Sunday, February 6, 2011
Sarah Palin: 'I can't wait to not get blamed' for events in Cairo because of threatened news boycott
Sarah Palin and the "lamestream" media can finally agree on one thing: a boycott of her.
With some media figures calling for a boycott next month of coverage of the controversial former Alaska governor, Palin told an audience in Reno, Nevada that she was thrilled with the idea.
"Because there's a lot of chaos in Cairo, and I can't wait to not get blamed for it--at least for a month,” she told the audience, according the Daily Beast.

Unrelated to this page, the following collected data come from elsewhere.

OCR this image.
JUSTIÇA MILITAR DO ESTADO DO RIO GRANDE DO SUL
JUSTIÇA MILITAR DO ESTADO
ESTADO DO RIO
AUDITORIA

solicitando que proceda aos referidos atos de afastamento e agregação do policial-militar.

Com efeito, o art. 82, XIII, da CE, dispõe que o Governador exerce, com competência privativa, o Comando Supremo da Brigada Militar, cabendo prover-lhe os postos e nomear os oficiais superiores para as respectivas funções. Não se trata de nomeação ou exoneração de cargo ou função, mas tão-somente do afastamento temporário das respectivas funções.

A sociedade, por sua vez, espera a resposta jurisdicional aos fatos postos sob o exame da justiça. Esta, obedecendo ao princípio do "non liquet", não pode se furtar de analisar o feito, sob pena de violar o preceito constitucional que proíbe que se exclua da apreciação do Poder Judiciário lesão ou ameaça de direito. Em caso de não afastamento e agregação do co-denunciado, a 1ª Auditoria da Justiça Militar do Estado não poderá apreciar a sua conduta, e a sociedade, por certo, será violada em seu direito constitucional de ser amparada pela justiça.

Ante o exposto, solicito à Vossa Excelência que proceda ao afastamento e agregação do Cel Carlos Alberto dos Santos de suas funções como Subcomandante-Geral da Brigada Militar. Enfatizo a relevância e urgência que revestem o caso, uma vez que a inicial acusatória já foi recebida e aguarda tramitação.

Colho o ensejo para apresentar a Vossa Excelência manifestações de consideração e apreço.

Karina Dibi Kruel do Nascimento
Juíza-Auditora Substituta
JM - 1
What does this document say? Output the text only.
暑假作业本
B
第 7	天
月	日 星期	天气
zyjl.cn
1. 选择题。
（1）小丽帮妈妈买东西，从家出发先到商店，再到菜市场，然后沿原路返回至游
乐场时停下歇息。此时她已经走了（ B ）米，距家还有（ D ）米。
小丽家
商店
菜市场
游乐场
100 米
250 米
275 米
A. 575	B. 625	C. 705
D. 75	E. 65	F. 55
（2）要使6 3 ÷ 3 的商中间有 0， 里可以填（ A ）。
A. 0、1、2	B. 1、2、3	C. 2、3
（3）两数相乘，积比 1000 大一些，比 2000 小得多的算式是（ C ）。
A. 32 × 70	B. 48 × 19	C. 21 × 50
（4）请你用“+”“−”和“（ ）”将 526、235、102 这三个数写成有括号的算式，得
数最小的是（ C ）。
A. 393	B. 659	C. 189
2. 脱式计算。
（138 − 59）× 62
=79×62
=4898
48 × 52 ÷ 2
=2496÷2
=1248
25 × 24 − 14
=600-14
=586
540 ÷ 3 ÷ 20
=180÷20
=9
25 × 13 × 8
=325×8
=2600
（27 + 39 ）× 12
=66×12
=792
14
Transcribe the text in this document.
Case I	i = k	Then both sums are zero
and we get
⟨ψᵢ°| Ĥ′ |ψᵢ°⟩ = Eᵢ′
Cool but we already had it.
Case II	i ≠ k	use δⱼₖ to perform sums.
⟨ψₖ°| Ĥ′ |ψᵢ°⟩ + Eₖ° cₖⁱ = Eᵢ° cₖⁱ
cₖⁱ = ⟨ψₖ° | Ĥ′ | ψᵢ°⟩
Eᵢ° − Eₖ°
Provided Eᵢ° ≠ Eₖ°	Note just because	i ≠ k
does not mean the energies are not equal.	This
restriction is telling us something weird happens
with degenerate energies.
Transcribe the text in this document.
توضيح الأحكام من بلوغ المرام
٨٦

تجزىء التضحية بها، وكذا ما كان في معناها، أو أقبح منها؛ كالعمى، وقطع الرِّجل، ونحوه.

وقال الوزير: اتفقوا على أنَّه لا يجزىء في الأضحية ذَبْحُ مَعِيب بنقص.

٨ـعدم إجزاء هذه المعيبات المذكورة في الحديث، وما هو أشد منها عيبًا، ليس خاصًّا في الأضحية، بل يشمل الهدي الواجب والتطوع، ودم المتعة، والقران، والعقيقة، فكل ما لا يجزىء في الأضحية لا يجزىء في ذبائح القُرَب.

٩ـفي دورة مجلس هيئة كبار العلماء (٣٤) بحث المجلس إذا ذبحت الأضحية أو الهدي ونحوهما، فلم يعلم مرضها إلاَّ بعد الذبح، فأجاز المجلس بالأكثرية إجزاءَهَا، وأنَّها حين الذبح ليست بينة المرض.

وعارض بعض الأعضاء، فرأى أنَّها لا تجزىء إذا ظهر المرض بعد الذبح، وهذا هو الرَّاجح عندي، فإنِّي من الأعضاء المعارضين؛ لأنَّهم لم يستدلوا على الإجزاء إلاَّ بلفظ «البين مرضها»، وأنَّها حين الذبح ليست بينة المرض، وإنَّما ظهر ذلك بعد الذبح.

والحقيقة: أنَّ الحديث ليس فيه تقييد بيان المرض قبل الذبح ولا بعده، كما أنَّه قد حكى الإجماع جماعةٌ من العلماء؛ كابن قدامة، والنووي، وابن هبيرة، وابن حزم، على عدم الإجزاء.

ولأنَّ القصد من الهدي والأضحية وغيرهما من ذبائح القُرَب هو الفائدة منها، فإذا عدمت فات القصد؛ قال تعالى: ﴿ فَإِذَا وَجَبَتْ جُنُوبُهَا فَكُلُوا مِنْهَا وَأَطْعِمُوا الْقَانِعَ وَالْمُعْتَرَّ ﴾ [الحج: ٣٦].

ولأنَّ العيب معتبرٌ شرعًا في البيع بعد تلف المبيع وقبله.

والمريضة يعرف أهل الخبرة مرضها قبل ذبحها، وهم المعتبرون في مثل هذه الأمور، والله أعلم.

The boycott was originally called for by Washington Post columnist Dana Milbank, who pledged not to write anything about Palin for a month.
Media coverage or not, Palin is keeping a busy public speaking schedule.
She addressed the boycott while speaking to the Safari Club International in Reno Saturday night about the dangers of gun control. Palin claims the Obama administration has been itching to pass new laws using the pretext of the deadly shooting in Tucson killed six and wounded 14 others, including Rep. Gabrielle Giffords.
President Obama, however, hasn't spoken about gun control lately – even in the wake of the Arizona shootings which many pundits thought would provide him an opening.
"Imagine, though—imagine making life even more miserable for the liberals who want that gun control," she told the crowd, according to the Daily Beast. "Here's how I figure it. Remember that weird guy in Wisconsin was so angry, so upset, watching a Palin win slot after slot each week on Dancing with the Stars that he shot Bristol through his TV? He blasted his Panasonic? Well, I'm thinking, 'Imagine more gun control. Then he'd have to attack his Panasonic with a butter knife.'"
She was referring to the November incident in which Steven Cowen, 67, of Vermont, Wis., blasted his television with a shotgun after being enraged by the sight of Bristol Palin's dancing on the hit ABC show.
During the speech Palin also addressed her family’s love of hunting and the outdoors, warning that any attempt to curb the sale of assault rifles like those used in the Tucson shooting was a slippery slope to curbing the rights of hunters.
And that, she said is something only a true hunter could understand.
"For most of these frou-frou, chi-chi types, the extent of their experience is in the Tiki Room at Disneyland,” she said. "We eat organic—we just have to shoot it first. And it comes wrapped in fur, not cellophane."